CHARLOTTE, March 20, 2012 – While Barry “the Lone Ranger” Obama and Joe “Tonto” Biden are looking for silver bullets, the American public is being bombarded by a frontal assault at the gas pump. There’s plenty of blame to go around, and there is probably a tiny bit of truth in most of the reasons given for the high prices.
But the question is “Do we really care who is responsible for the current pain at the pump?” What we need is a doctor, not an analysis of the symptoms or a band-aid that temporarily hides the abrasion.
There are plenty of excuses: speculators, Iran, the Keystone pipeline, lack of alternate energy sources and on and on depending upon which talking point you listen to on any given day. But even if it were possible to pinpoint the blame on a single person or entity, would it honestly make you feel better as you pump your gas? Furthermore, could you do anything about it?
We live in the present tense. It’s a moment-to-moment world. What is important to us today is old news tomorrow. Basketball fans get all excited about first round upsets in the NCAA basketball tournament, but the chatter only lasts a few hours until the next round. By the time the Final Four rolls around, those early surprises are long forgotten with the speculation now focusing on who will be the national champion. Then, amazing as it may sound, more often than not, the winning team is one of the top seeds. Basically, what it boils down to is being little more than something to talk about for three weeks.
Politicians have been talking about energy for decades. In fact, it seems as though that’s all they are doing….talking. Gas prices have been cyclical for as long as we can remember. We reached $4 a gallon under George Bush, and we are nearing that price once more under Barack Obama.

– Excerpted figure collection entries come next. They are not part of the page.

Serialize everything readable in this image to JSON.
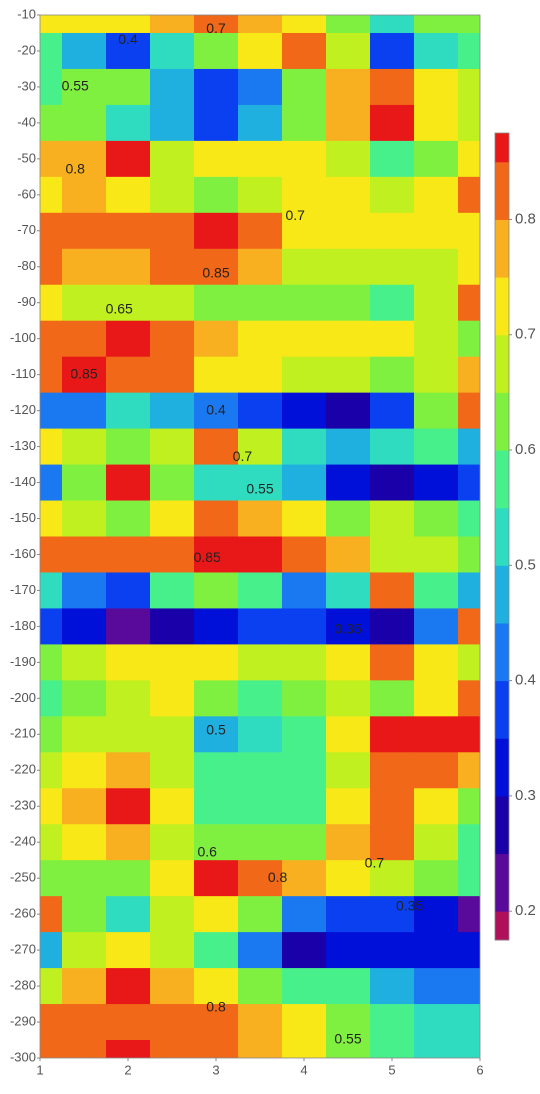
{
  "chart_data": {
    "type": "contourf",
    "x": [
      1,
      1.5,
      2,
      2.5,
      3,
      3.5,
      4,
      4.5,
      5,
      5.5,
      6
    ],
    "y": [
      -10,
      -20,
      -30,
      -40,
      -50,
      -60,
      -70,
      -80,
      -90,
      -100,
      -110,
      -120,
      -130,
      -140,
      -150,
      -160,
      -170,
      -180,
      -190,
      -200,
      -210,
      -220,
      -230,
      -240,
      -250,
      -260,
      -270,
      -280,
      -290,
      -300
    ],
    "z": [
      [
        0.7,
        0.72,
        0.7,
        0.75,
        0.82,
        0.75,
        0.7,
        0.6,
        0.5,
        0.6,
        0.6
      ],
      [
        0.55,
        0.45,
        0.38,
        0.5,
        0.6,
        0.7,
        0.82,
        0.65,
        0.38,
        0.5,
        0.58
      ],
      [
        0.55,
        0.6,
        0.6,
        0.45,
        0.38,
        0.42,
        0.62,
        0.75,
        0.82,
        0.7,
        0.68
      ],
      [
        0.62,
        0.6,
        0.5,
        0.45,
        0.35,
        0.45,
        0.62,
        0.78,
        0.85,
        0.72,
        0.68
      ],
      [
        0.78,
        0.78,
        0.85,
        0.68,
        0.7,
        0.7,
        0.72,
        0.65,
        0.55,
        0.6,
        0.7
      ],
      [
        0.72,
        0.75,
        0.72,
        0.68,
        0.62,
        0.68,
        0.7,
        0.7,
        0.68,
        0.72,
        0.82
      ],
      [
        0.82,
        0.82,
        0.82,
        0.82,
        0.86,
        0.8,
        0.72,
        0.7,
        0.7,
        0.7,
        0.72
      ],
      [
        0.8,
        0.78,
        0.76,
        0.8,
        0.82,
        0.76,
        0.68,
        0.65,
        0.65,
        0.68,
        0.7
      ],
      [
        0.7,
        0.68,
        0.65,
        0.66,
        0.63,
        0.62,
        0.62,
        0.62,
        0.58,
        0.65,
        0.8
      ],
      [
        0.8,
        0.82,
        0.86,
        0.82,
        0.78,
        0.72,
        0.7,
        0.7,
        0.7,
        0.68,
        0.6
      ],
      [
        0.82,
        0.85,
        0.84,
        0.8,
        0.72,
        0.7,
        0.68,
        0.65,
        0.62,
        0.68,
        0.75
      ],
      [
        0.4,
        0.42,
        0.5,
        0.45,
        0.4,
        0.38,
        0.3,
        0.25,
        0.35,
        0.6,
        0.8
      ],
      [
        0.7,
        0.68,
        0.6,
        0.65,
        0.8,
        0.68,
        0.5,
        0.48,
        0.5,
        0.55,
        0.48
      ],
      [
        0.4,
        0.6,
        0.85,
        0.6,
        0.5,
        0.52,
        0.45,
        0.3,
        0.25,
        0.3,
        0.35
      ],
      [
        0.72,
        0.68,
        0.62,
        0.72,
        0.8,
        0.76,
        0.7,
        0.62,
        0.68,
        0.62,
        0.58
      ],
      [
        0.82,
        0.82,
        0.8,
        0.82,
        0.86,
        0.86,
        0.82,
        0.78,
        0.68,
        0.65,
        0.6
      ],
      [
        0.5,
        0.42,
        0.38,
        0.55,
        0.6,
        0.55,
        0.4,
        0.5,
        0.8,
        0.55,
        0.45
      ],
      [
        0.35,
        0.3,
        0.22,
        0.25,
        0.3,
        0.35,
        0.35,
        0.3,
        0.28,
        0.4,
        0.8
      ],
      [
        0.62,
        0.68,
        0.7,
        0.72,
        0.7,
        0.68,
        0.65,
        0.72,
        0.8,
        0.72,
        0.68
      ],
      [
        0.55,
        0.6,
        0.65,
        0.7,
        0.62,
        0.58,
        0.6,
        0.65,
        0.62,
        0.7,
        0.82
      ],
      [
        0.6,
        0.65,
        0.68,
        0.65,
        0.48,
        0.52,
        0.58,
        0.7,
        0.86,
        0.86,
        0.86
      ],
      [
        0.65,
        0.72,
        0.75,
        0.65,
        0.55,
        0.55,
        0.55,
        0.68,
        0.84,
        0.8,
        0.75
      ],
      [
        0.7,
        0.78,
        0.85,
        0.7,
        0.58,
        0.55,
        0.55,
        0.7,
        0.82,
        0.72,
        0.62
      ],
      [
        0.65,
        0.72,
        0.75,
        0.65,
        0.6,
        0.6,
        0.62,
        0.75,
        0.82,
        0.68,
        0.58
      ],
      [
        0.6,
        0.62,
        0.6,
        0.7,
        0.85,
        0.8,
        0.76,
        0.72,
        0.68,
        0.62,
        0.58
      ],
      [
        0.82,
        0.62,
        0.52,
        0.65,
        0.72,
        0.6,
        0.4,
        0.35,
        0.35,
        0.3,
        0.2
      ],
      [
        0.45,
        0.65,
        0.72,
        0.68,
        0.55,
        0.42,
        0.28,
        0.3,
        0.3,
        0.3,
        0.3
      ],
      [
        0.68,
        0.78,
        0.86,
        0.75,
        0.7,
        0.62,
        0.58,
        0.55,
        0.45,
        0.4,
        0.4
      ],
      [
        0.8,
        0.82,
        0.82,
        0.8,
        0.8,
        0.78,
        0.72,
        0.62,
        0.55,
        0.52,
        0.5
      ],
      [
        0.82,
        0.82,
        0.86,
        0.82,
        0.8,
        0.78,
        0.72,
        0.62,
        0.55,
        0.5,
        0.5
      ]
    ],
    "levels": [
      0.175,
      0.2,
      0.25,
      0.3,
      0.35,
      0.4,
      0.45,
      0.5,
      0.55,
      0.6,
      0.65,
      0.7,
      0.75,
      0.8,
      0.85,
      0.875
    ],
    "colors": [
      "#b0105a",
      "#5a0a9a",
      "#1a00a8",
      "#0010d8",
      "#0a40f0",
      "#1a78f0",
      "#20b0e0",
      "#30dcc0",
      "#48f08c",
      "#80f040",
      "#c0f020",
      "#f8e818",
      "#f8b020",
      "#f06818",
      "#e81818"
    ],
    "xlim": [
      1,
      6
    ],
    "ylim": [
      -300,
      -10
    ],
    "xticks": [
      1,
      2,
      3,
      4,
      5,
      6
    ],
    "yticks": [
      -10,
      -20,
      -30,
      -40,
      -50,
      -60,
      -70,
      -80,
      -90,
      -100,
      -110,
      -120,
      -130,
      -140,
      -150,
      -160,
      -170,
      -180,
      -190,
      -200,
      -210,
      -220,
      -230,
      -240,
      -250,
      -260,
      -270,
      -280,
      -290,
      -300
    ],
    "colorbar_ticks": [
      0.2,
      0.3,
      0.4,
      0.5,
      0.6,
      0.7,
      0.8
    ],
    "contour_labels": [
      {
        "x": 2,
        "y": -17,
        "value": 0.4
      },
      {
        "x": 3,
        "y": -14,
        "value": 0.7
      },
      {
        "x": 1.4,
        "y": -30,
        "value": 0.55
      },
      {
        "x": 1.4,
        "y": -53,
        "value": 0.8
      },
      {
        "x": 3.9,
        "y": -66,
        "value": 0.7
      },
      {
        "x": 3,
        "y": -82,
        "value": 0.85
      },
      {
        "x": 1.9,
        "y": -92,
        "value": 0.65
      },
      {
        "x": 1.5,
        "y": -110,
        "value": 0.85
      },
      {
        "x": 3,
        "y": -120,
        "value": 0.4
      },
      {
        "x": 3.3,
        "y": -133,
        "value": 0.7
      },
      {
        "x": 3.5,
        "y": -142,
        "value": 0.55
      },
      {
        "x": 2.9,
        "y": -161,
        "value": 0.85
      },
      {
        "x": 4.5,
        "y": -181,
        "value": 0.35
      },
      {
        "x": 3,
        "y": -209,
        "value": 0.5
      },
      {
        "x": 2.9,
        "y": -243,
        "value": 0.6
      },
      {
        "x": 4.8,
        "y": -246,
        "value": 0.7
      },
      {
        "x": 5.2,
        "y": -258,
        "value": 0.35
      },
      {
        "x": 3.7,
        "y": -250,
        "value": 0.8
      },
      {
        "x": 3,
        "y": -286,
        "value": 0.8
      },
      {
        "x": 4.5,
        "y": -295,
        "value": 0.55
      }
    ]
  }
}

Every time the cost of a barrel of oil goes up, the talking, or squawking, starts all over again.
The hand-wringing begins. The media looks for someone to blame. The politicians point fingers. Then one day the prices drop and, suddenly, all is forgotten, just like those Cinderella teams in the NCAA tournament.
We have such short memories. When the oil prices go down, for some reason we stop talking. Life is good once again, and we all live under the delusion that they won’t rise again. Wrong.
Speculators will continue to speculate.
Stability in the Middle East is a relative concept. There is no such thing as a “stable” Middle East, only periods when that region is less volatile than others.
Discussing an elaborate oil conduit from Canada is more like watching the Keystone Cops than opening the Keystone pipeline.
The president claims there are too many variables to the problem to solve it. He says “there is no quick fix.” With all due respect, Mr. President most people are not seeking that so-called “silver bullet” of yours. At the very least, what they want is for Barack Obama to demonstrate that he actually is trying to do something about the situation.
We could care less about state dinners and the wine that is served. Even non-basketball fans fill out NCAA brackets, and all that matters to them are their own, not the president’s. We know there is an unlimited supply of wind and infinite rays of the sun and who knows how much algae we can grow, but none of those solutions are viable today.
So while Mr. Obama may not control all the factors affecting the price of oil, what he can do is let the American people see that he is working on potential answers. Even if there are no “quick fixes” now, the “fixes” that could have made a difference were long-range solutions ten, twenty or thirty years ago.
Given American ingenuity and technology, had we started two or three decades ago, those “fixes” would be in place today.
In the end, it doesn’t matter who is to blame. What that amounts to is a lot of idle chatter while dollar signs go up at the pump. Mr. Obama is an expert at talking. Pundits are paid to talk. The difference is that media cannot affect change while the president does have the power to seek out solutions.
It’s time for the president to throw the teleprompter away, stop talking, start acting and leave the chatter for others.